- Category: Serif
- Classification: Humanist serif
- Designer(s): Bram de Does
- Foundry: The Enschedé Font Foundry

= Trinité (typeface) =

Trinité is a serif typeface designed by Dutch type designer Bram de Does. He worked on the design from 1979 to 1982. In 1991, he received the H.N. Werkman Prize for the design.

==History==
Trinité was originally designed for phototypesetting machines. In 1978, the printing office Joh. Enschedé replaced their phototypesetting machines (with Autologic machines), for which they wanted to adapt Jan van Krimpen's typeface Romanée. The company consulted with De Does, who was against it. He feared that Romanée would lose its character in the translation from metal movable type to phototype, specifically because Romanée was not a single font but several versions, one for each point size, which would not be possible to preserve in phototype. He considered commissioning a new typeface, specifically designed for the new technology, a much better idea. Although it was not his intention, Enschedé invited him to design this new typeface.

==Characteristics==
The name Trinité refers to the fact that the font family contains three variants, each with different lengths of ascenders and descenders.

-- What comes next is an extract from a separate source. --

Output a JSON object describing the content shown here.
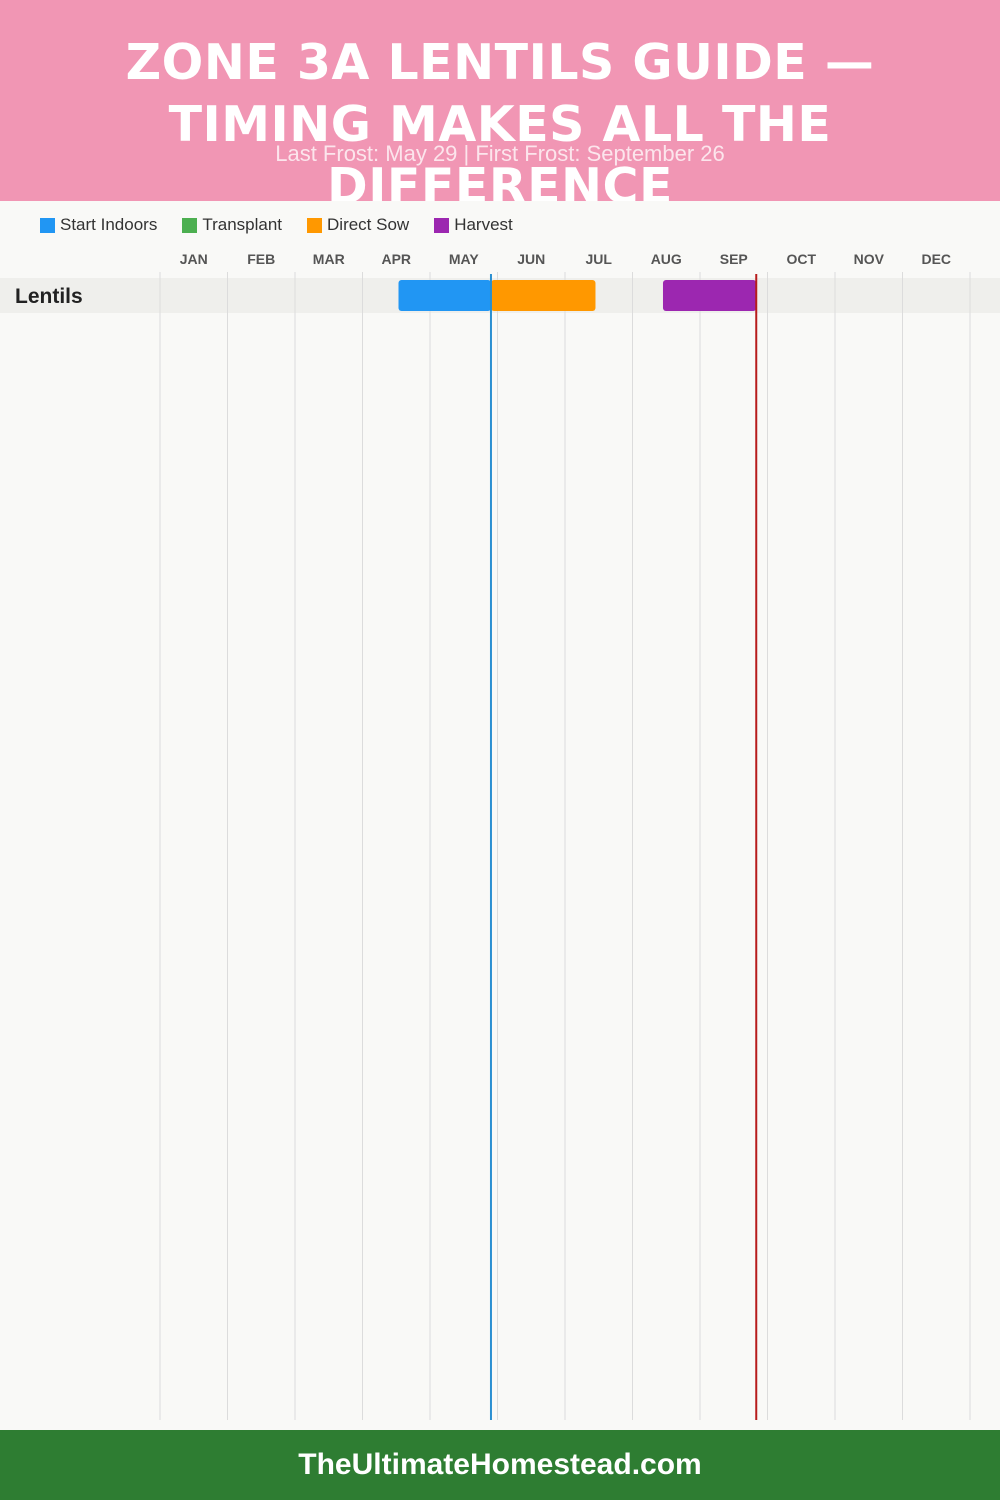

To design the typeface, De Does studied different solutions to increase harmony on the printed page, and achieve better legibility. He made a list of design principles for an ideal text typeface. These principles were divided into four categories, which according to him could apply to every human production; functionality for the user (legibility in the case of typefaces), harmony (for aesthetics reasons), practical ergonomic applicability for the manufacturer (the type foundry and compositor) and originality (‘because otherwise there is no use in making the thing’).
De Does was of the opinion that harmony on the printed page had been the most powerful in the early Renaissance incunables, and that they present a stronger, more regular overall image. De Does identified two factors that he thought contributed to this impression: the fact that the characters are subtly slanted, and that the serifs are slightly longer towards the right. He therefore decided to introduce these kinds of features into Trinité as well. All characters have an angle of about 1 degree and firm, asymmetric foot-serifs that are calligraphic in shape. The harmony of words was also increased by what he called 'functional swing', meaning that there is not a single straight line in Trinité. This made the typeface 'systematically sloppy'. Although some of these details were inspired by techniques used in Renaissance printing types, De Does missed them in the typefaces that were available for the composition equipment he had at his disposal. Reintroducing them to a new typeface created specifically for this equipment was how he wanted to be original, or as he labeled it; historical originality.

==Digital typography==
Trinité was originally published as an Autologic typeface in 1982. However, at the end of that decade, when De Does had already left the firm, Enschedé once again switched typesetting machines (this time the digital Linotronic system) and only kept the old one because of Trinité. Being an important business asset for the firm, they commissioned De Does and Peter Matthias Noordzij (the designer of PMN Caecilia) to produce digital PostScript fonts of Trinité, using Ikarus M. To distribute the typeface, Noordzij proposed starting a small-scale digital type foundry, The Enschedé Font Foundry (TEFF), on which they released Trinité in 1992.